TPOT is unique in that it considers not just building a predictive model, but also focuses heavily on pre-processing the data to allow the model to better uncover the signal in the data set. For example, when using a GWAS data set, the inputs are a list of DNA sequences by human subject and whether they are healthy controls or someone with the disease of interest to the study. These distinctions are important because, for example, drug treatments can have different effects on different people depending on small natural differences in the sequence of DNA between individuals.
These genetic differences are called SNPs, or single nucleotide polymorphisms, and are variants in the DNA alphabet of A, T, C, and G molecules that occur naturally among individuals.
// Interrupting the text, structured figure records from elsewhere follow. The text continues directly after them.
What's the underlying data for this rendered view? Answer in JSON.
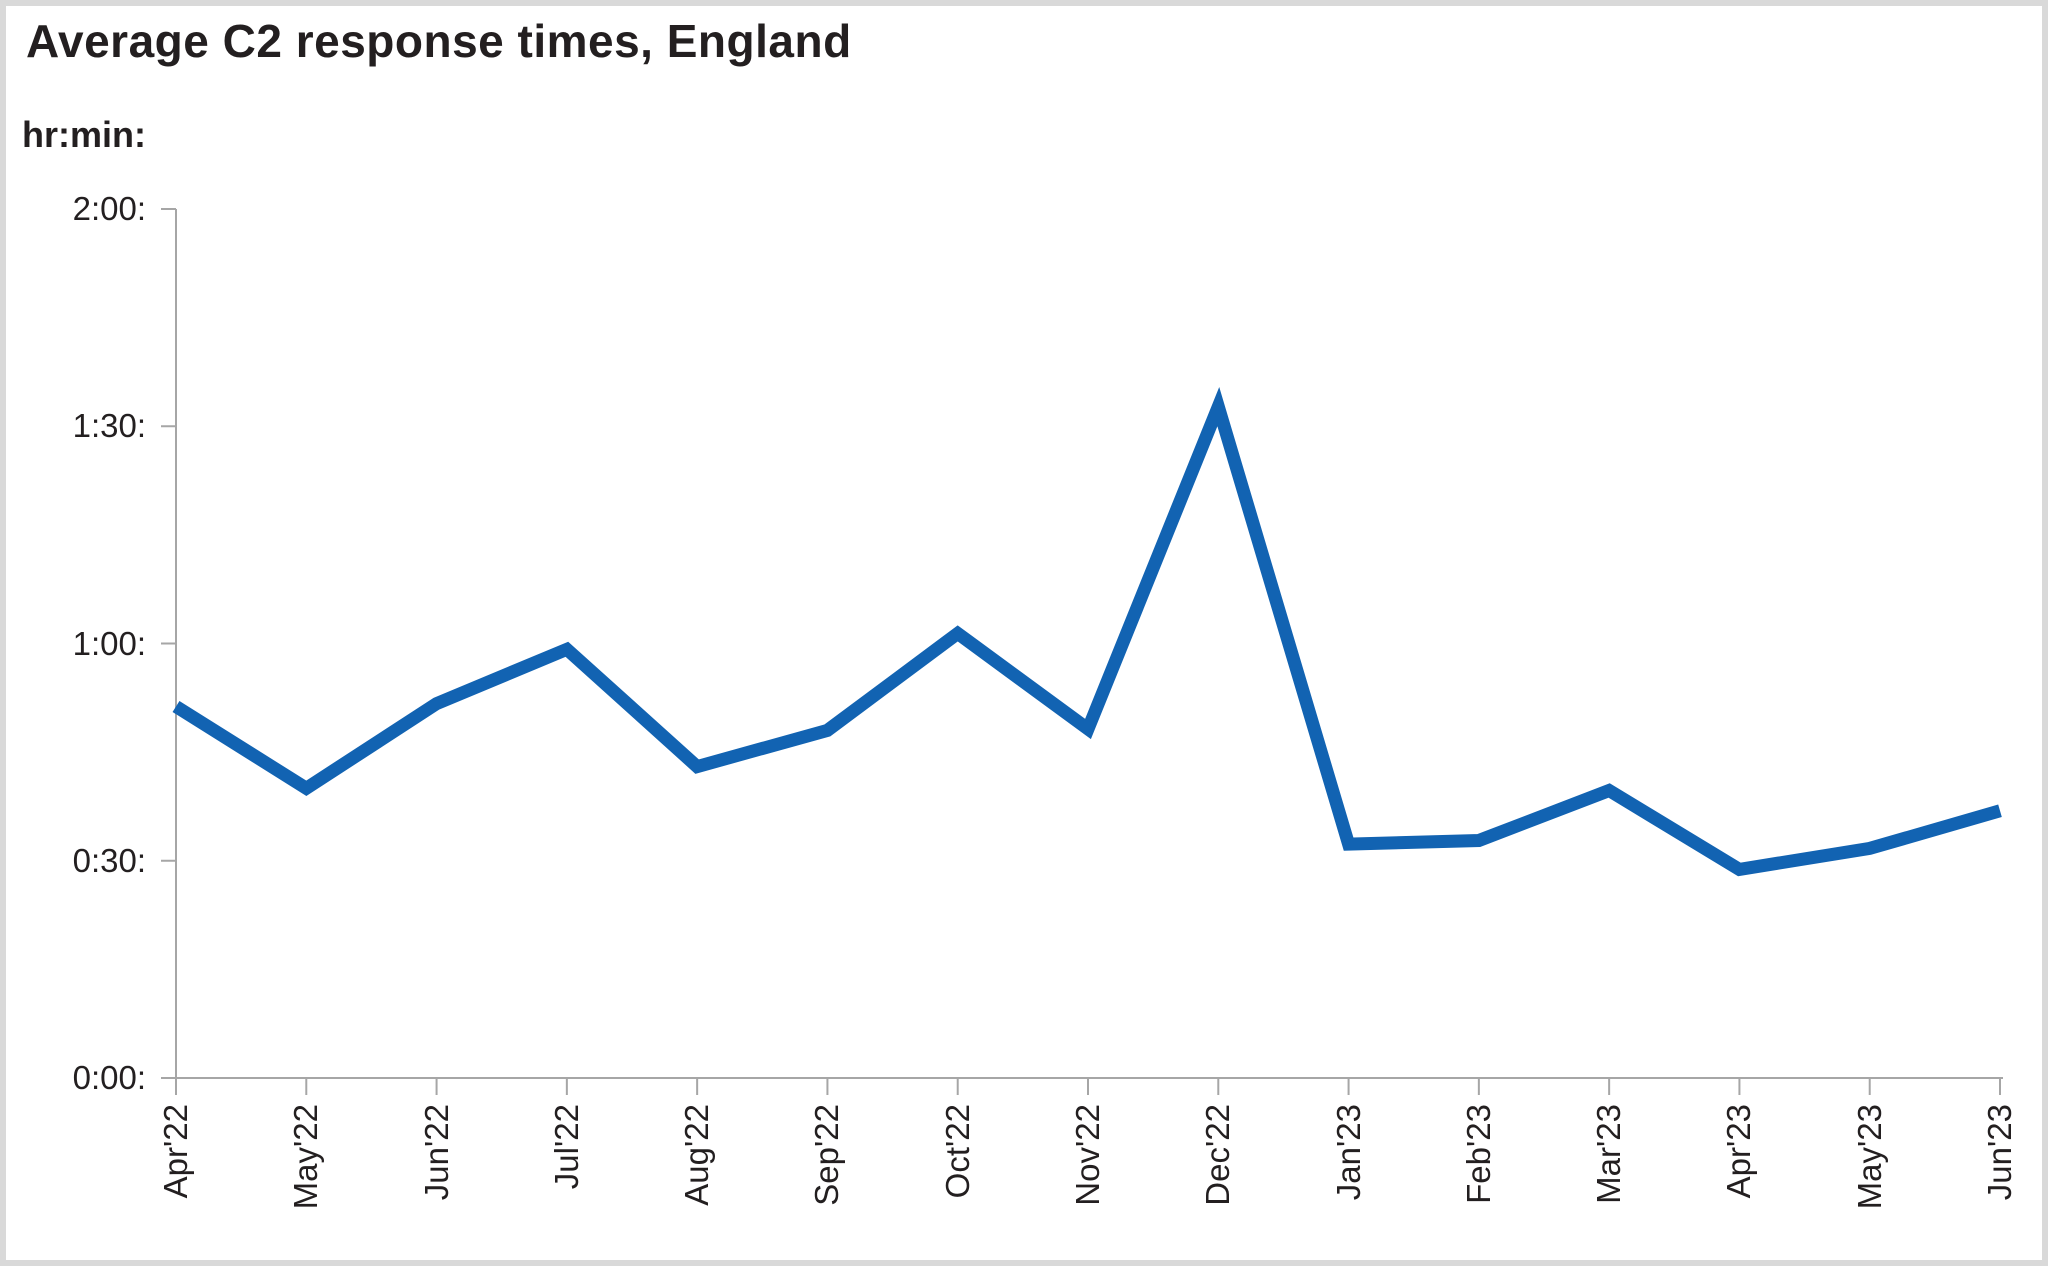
{
  "page": {
    "title": "Average C2 response times, England",
    "y_axis_unit_label": "hr:min:"
  },
  "colors": {
    "series_line": "#1263b2",
    "axis": "#a6a6a6",
    "text": "#231f20",
    "frame_border": "#d9d9d9",
    "background": "#ffffff"
  },
  "chart_data": {
    "type": "line",
    "title": "Average C2 response times, England",
    "unit": "hr:min (values stored as minutes)",
    "categories": [
      "Apr'22",
      "May'22",
      "Jun'22",
      "Jul'22",
      "Aug'22",
      "Sep'22",
      "Oct'22",
      "Nov'22",
      "Dec'22",
      "Jan'23",
      "Feb'23",
      "Mar'23",
      "Apr'23",
      "May'23",
      "Jun'23"
    ],
    "values_minutes": [
      51.3,
      40.0,
      51.7,
      59.2,
      43.0,
      48.0,
      61.4,
      48.2,
      92.7,
      32.3,
      32.8,
      39.7,
      28.8,
      31.7,
      36.9
    ],
    "values_hrmin": [
      "0:51",
      "0:40",
      "0:52",
      "0:59",
      "0:43",
      "0:48",
      "1:01",
      "0:48",
      "1:33",
      "0:32",
      "0:33",
      "0:40",
      "0:29",
      "0:32",
      "0:37"
    ],
    "y_ticks": [
      {
        "label": "2:00:",
        "minutes": 120
      },
      {
        "label": "1:30:",
        "minutes": 90
      },
      {
        "label": "1:00:",
        "minutes": 60
      },
      {
        "label": "0:30:",
        "minutes": 30
      },
      {
        "label": "0:00:",
        "minutes": 0
      }
    ],
    "ylim": [
      0,
      120
    ],
    "xlabel": "",
    "ylabel": "hr:min:",
    "grid": false,
    "legend": false
  }
}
Many such SNPs have been associated with disease risk, for instance showing that a person with an A at a given location in the DNA sequence has a higher risk of diabetes compared with someone with a G. However, these disease-related SNPs often reside in the so-called “dark matter” of the genome that does not directly code for genes, but does include switches that control gene expression.
Machines learn on this data when data scientists feed the “schooled” machine new human subject data in the hopes that it can decipher if that person is at risk for a disease and how their SNPs might be relevant. TPOT pre-processes new data to be fed to the machine to come up with a model to make better predictions. The IBI data analysts are now working on a GWAS-specific version of TPOT to determine risk of bladder cancer, among many other projects.
While we wait for Olson’s next optimized road trip, he will be using similar analytic approaches to make sense of an unimaginable sea of data to bring order and answers to some of medicine’s biggest quandaries.